Bütün kâinatı insana koşturan, rahmettir

altÜçüncü Sır

Şu hadsiz kâinatı şenlendiren, bilmüşahede, rahmettir. Ve bu karanlıklı mevcudatı ışıklandıran, bilbedahe, yine rahmettir. Ve bu hadsiz ihtiyâcât içinde yuvarlanan mahlûkatı terbiye eden, bilbedahe, yine rahmettir. Ve bir ağacın bütün hey’etiyle meyvesine müteveccih olduğu gibi, bütün kâinatı insana müteveccih eden ve her tarafta ona baktıran ve muavenetine koşturan, bilbedahe, rahmettir. Ve bu hadsiz fezayı ve boş ve hâlî âlemi dolduran, nurlandıran ve şenlendiren, bilmüşahede, rahmettir. Ve bu fânî insanı ebede namzet eden ve ezelî ve ebedî bir Zata muhatap ve dost yapan, bilbedahe, rahmettir.

Ey insan! Madem rahmet böyle kuvvetli ve câzibedar ve sevimli ve mededkâr bir hakikat-i mahbubedir; “Bismillâhirrahmânirrahîm” de, o hakikate yapış ve vahşet-i mutlakadan ve hadsiz ihtiyâcâtın elemlerinden kurtul. Ve o Sultan-ı Ezel ve Ebed’in tahtına yanaş ve o rahmetin şefkatiyle, şefaatiyle ve şuââtıyla o Sultana muhatap ve halil ve dost ol.

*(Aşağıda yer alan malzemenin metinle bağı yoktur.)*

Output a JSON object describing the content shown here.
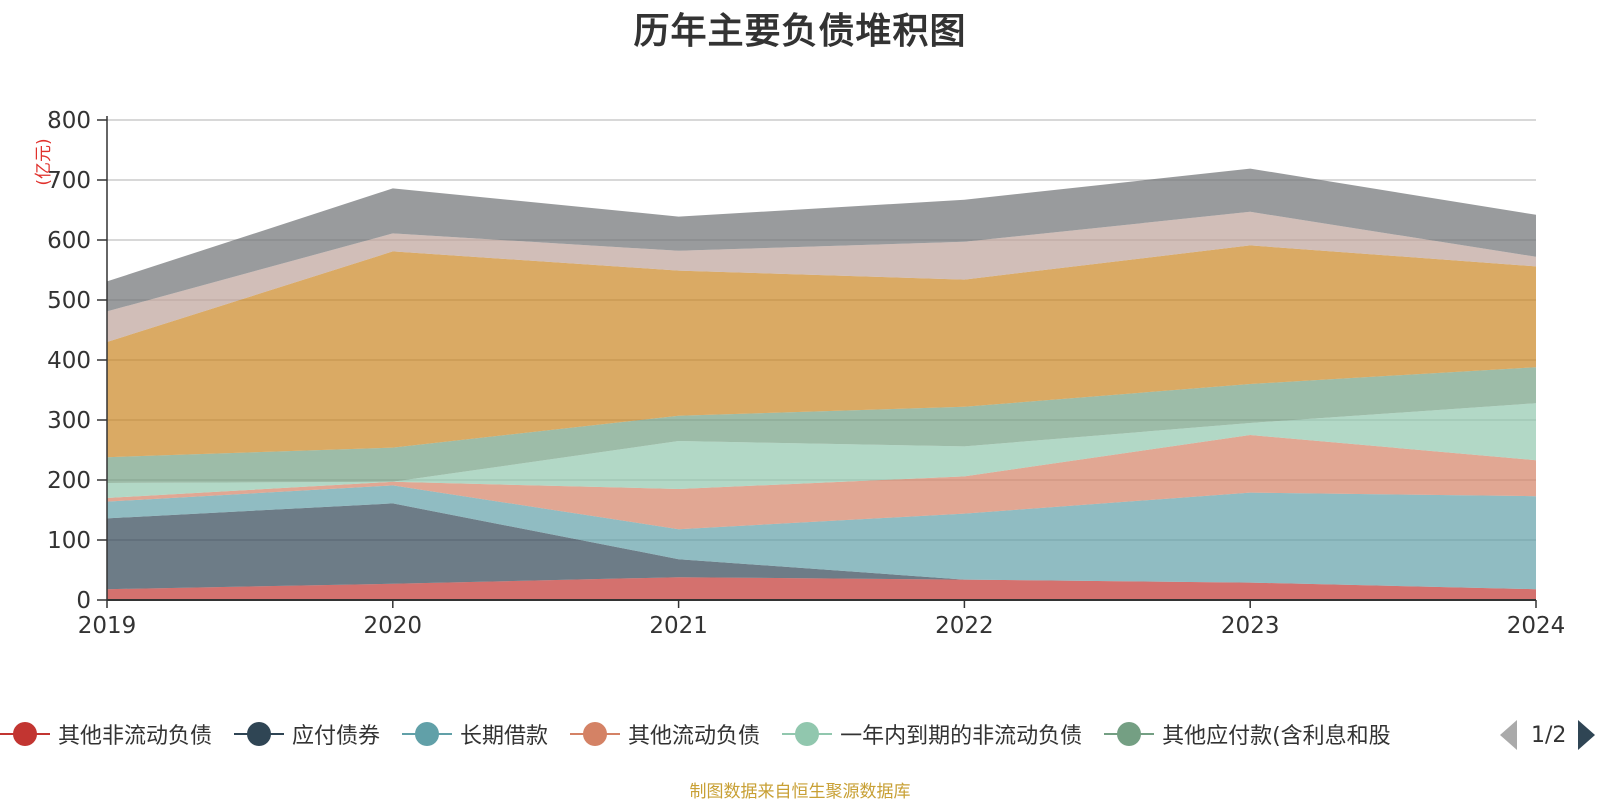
{
  "chart_data": {
    "type": "area",
    "stacked": true,
    "title": "历年主要负债堆积图",
    "unit_label": "(亿元)",
    "categories": [
      "2019",
      "2020",
      "2021",
      "2022",
      "2023",
      "2024"
    ],
    "ylim": [
      0,
      800
    ],
    "yticks": [
      0,
      100,
      200,
      300,
      400,
      500,
      600,
      700,
      800
    ],
    "grid": true,
    "legend_position": "bottom",
    "series": [
      {
        "name": "其他非流动负债",
        "color": "#c23531",
        "values": [
          18,
          27,
          38,
          34,
          29,
          18
        ]
      },
      {
        "name": "应付债券",
        "color": "#2f4554",
        "values": [
          118,
          134,
          30,
          0,
          0,
          0
        ]
      },
      {
        "name": "长期借款",
        "color": "#61a0a8",
        "values": [
          28,
          30,
          50,
          110,
          150,
          155
        ]
      },
      {
        "name": "其他流动负债",
        "color": "#d48265",
        "values": [
          6,
          6,
          67,
          62,
          96,
          60
        ]
      },
      {
        "name": "一年内到期的非流动负债",
        "color": "#91c7ae",
        "values": [
          25,
          0,
          80,
          50,
          20,
          95
        ]
      },
      {
        "name": "其他应付款(含利息和股",
        "color": "#749f83",
        "values": [
          43,
          57,
          42,
          66,
          65,
          60
        ]
      },
      {
        "name": "",
        "color": "#ca8622",
        "values": [
          192,
          327,
          242,
          212,
          231,
          168
        ]
      },
      {
        "name": "",
        "color": "#bda29a",
        "values": [
          51,
          30,
          33,
          63,
          56,
          16
        ]
      },
      {
        "name": "",
        "color": "#6e7074",
        "values": [
          50,
          75,
          57,
          70,
          72,
          70
        ]
      }
    ]
  },
  "legend": {
    "items": [
      {
        "label": "其他非流动负债",
        "color": "#c23531"
      },
      {
        "label": "应付债券",
        "color": "#2f4554"
      },
      {
        "label": "长期借款",
        "color": "#61a0a8"
      },
      {
        "label": "其他流动负债",
        "color": "#d48265"
      },
      {
        "label": "一年内到期的非流动负债",
        "color": "#91c7ae"
      },
      {
        "label": "其他应付款(含利息和股",
        "color": "#749f83"
      }
    ],
    "page_indicator": "1/2"
  },
  "footer": {
    "source": "制图数据来自恒生聚源数据库"
  },
  "colors": {
    "axis": "#333333",
    "grid": "#cccccc",
    "unit_label": "#e0312c",
    "source": "#c8a035"
  }
}
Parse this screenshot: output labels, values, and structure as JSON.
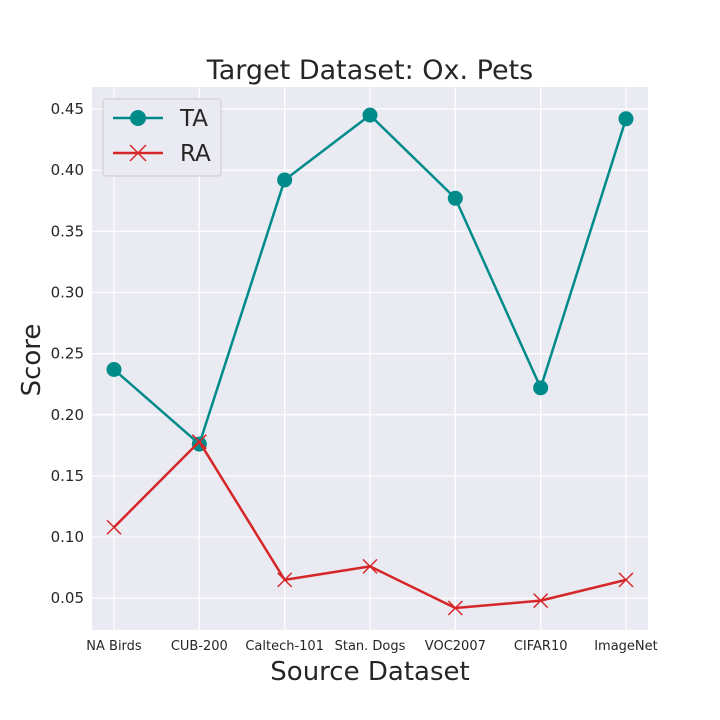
{
  "chart_data": {
    "type": "line",
    "title": "Target Dataset: Ox. Pets",
    "xlabel": "Source Dataset",
    "ylabel": "Score",
    "categories": [
      "NA Birds",
      "CUB-200",
      "Caltech-101",
      "Stan. Dogs",
      "VOC2007",
      "CIFAR10",
      "ImageNet"
    ],
    "ylim": [
      0.024,
      0.468
    ],
    "yticks": [
      "0.05",
      "0.10",
      "0.15",
      "0.20",
      "0.25",
      "0.30",
      "0.35",
      "0.40",
      "0.45"
    ],
    "grid": true,
    "legend": "upper-left",
    "series": [
      {
        "name": "TA",
        "color": "#008b8b",
        "marker": "circle",
        "values": [
          0.237,
          0.176,
          0.392,
          0.445,
          0.377,
          0.222,
          0.442
        ]
      },
      {
        "name": "RA",
        "color": "#d62728",
        "marker": "x",
        "values": [
          0.108,
          0.178,
          0.065,
          0.076,
          0.042,
          0.048,
          0.065
        ]
      }
    ]
  }
}
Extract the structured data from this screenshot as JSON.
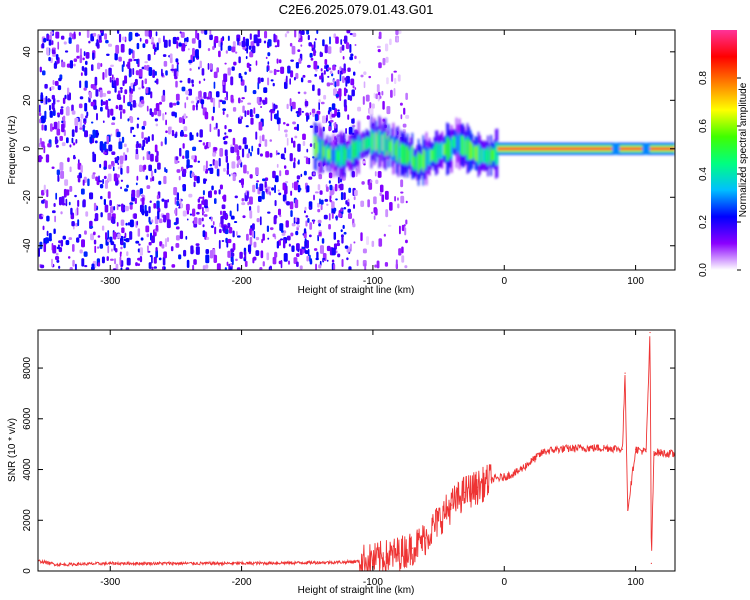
{
  "title": "C2E6.2025.079.01.43.G01",
  "chart_data": [
    {
      "type": "heatmap",
      "xlabel": "Height of straight line (km)",
      "ylabel": "Frequency (Hz)",
      "xlim": [
        -355,
        130
      ],
      "ylim": [
        -50,
        49
      ],
      "x_ticks": [
        -300,
        -200,
        -100,
        0,
        100
      ],
      "y_ticks": [
        -40,
        -20,
        0,
        20,
        40
      ],
      "grid": false,
      "colorbar": {
        "label": "Normalized spectral amplitude",
        "range": [
          0,
          1
        ],
        "ticks": [
          "0.0",
          "0.2",
          "0.4",
          "0.6",
          "0.8"
        ],
        "colormap": [
          "#ffffff",
          "#8a00ff",
          "#0000ff",
          "#00bfff",
          "#00ff80",
          "#40ff00",
          "#ffff00",
          "#ff8000",
          "#ff0000",
          "#ff3399"
        ]
      },
      "regions": [
        {
          "x_range": [
            -355,
            -115
          ],
          "description_values": {
            "freq_range": [
              -50,
              49
            ],
            "amplitude": 0.1
          }
        },
        {
          "x_range": [
            -115,
            -75
          ],
          "description_values": {
            "freq_range": [
              -50,
              49
            ],
            "amplitude": 0.05
          }
        },
        {
          "x_range": [
            -145,
            -5
          ],
          "description_values": {
            "freq_center": 0,
            "amplitude": 0.35
          }
        },
        {
          "x_range": [
            -5,
            130
          ],
          "description_values": {
            "freq_center": 0,
            "amplitude": 0.95
          }
        }
      ]
    },
    {
      "type": "line",
      "xlabel": "Height of straight line (km)",
      "ylabel": "SNR (10 * v/v)",
      "xlim": [
        -355,
        130
      ],
      "ylim": [
        0,
        9500
      ],
      "x_ticks": [
        -300,
        -200,
        -100,
        0,
        100
      ],
      "y_ticks": [
        0,
        2000,
        4000,
        6000,
        8000
      ],
      "grid": false,
      "series": [
        {
          "color": "#ee3333",
          "x": [
            -355,
            -340,
            -300,
            -250,
            -200,
            -150,
            -120,
            -100,
            -90,
            -80,
            -70,
            -60,
            -50,
            -40,
            -30,
            -20,
            -10,
            0,
            10,
            20,
            30,
            40,
            60,
            80,
            90,
            92,
            94,
            100,
            108,
            111,
            112,
            114,
            120,
            130
          ],
          "values": [
            400,
            250,
            300,
            300,
            300,
            330,
            350,
            420,
            550,
            700,
            900,
            1300,
            2000,
            2600,
            3100,
            3300,
            3600,
            3700,
            3900,
            4300,
            4700,
            4800,
            4850,
            4850,
            4800,
            7800,
            2400,
            4800,
            4700,
            9400,
            300,
            4700,
            4650,
            4600
          ]
        }
      ]
    }
  ]
}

Evet, kâinatın envâını hikmet dairesinde insanın etrafında toplayıp bütün hâcâtına kemâl-i intizam ve inayet ile koşturmak, bilbedahe, iki hâletten birisidir:

Ya kâinatın her bir nev’i kendi kendine insanı tanıyor, ona itaat ediyor, muavenetine koşuyor. Bu ise, yüz derece akıldan uzak olduğu gibi, çok muhalâtı intâc ediyor. İnsan gibi bir âciz-i mutlakta, en kuvvetli bir sultan-ı mutlakın kudreti bulunmak lâzım geliyor. Veyahut, bu kâinatın perdesi arkasında bir Kadîr-i Mutlak’ın ilmi ile bu muavenet oluyor. Demek kâinatın envâı insanı tanıyor değil; belki, insanı bilen ve tanıyan, merhamet eden bir Zatın tanımasının ve bilmesinin delilleridir.

Sözler, On Dördüncü Lem’anın İkinci Makamı, s. 23

Benzer konuda makaleler:

İlk yorum yapan olun

Makale hakkında düşüncelerinizi paylaşın...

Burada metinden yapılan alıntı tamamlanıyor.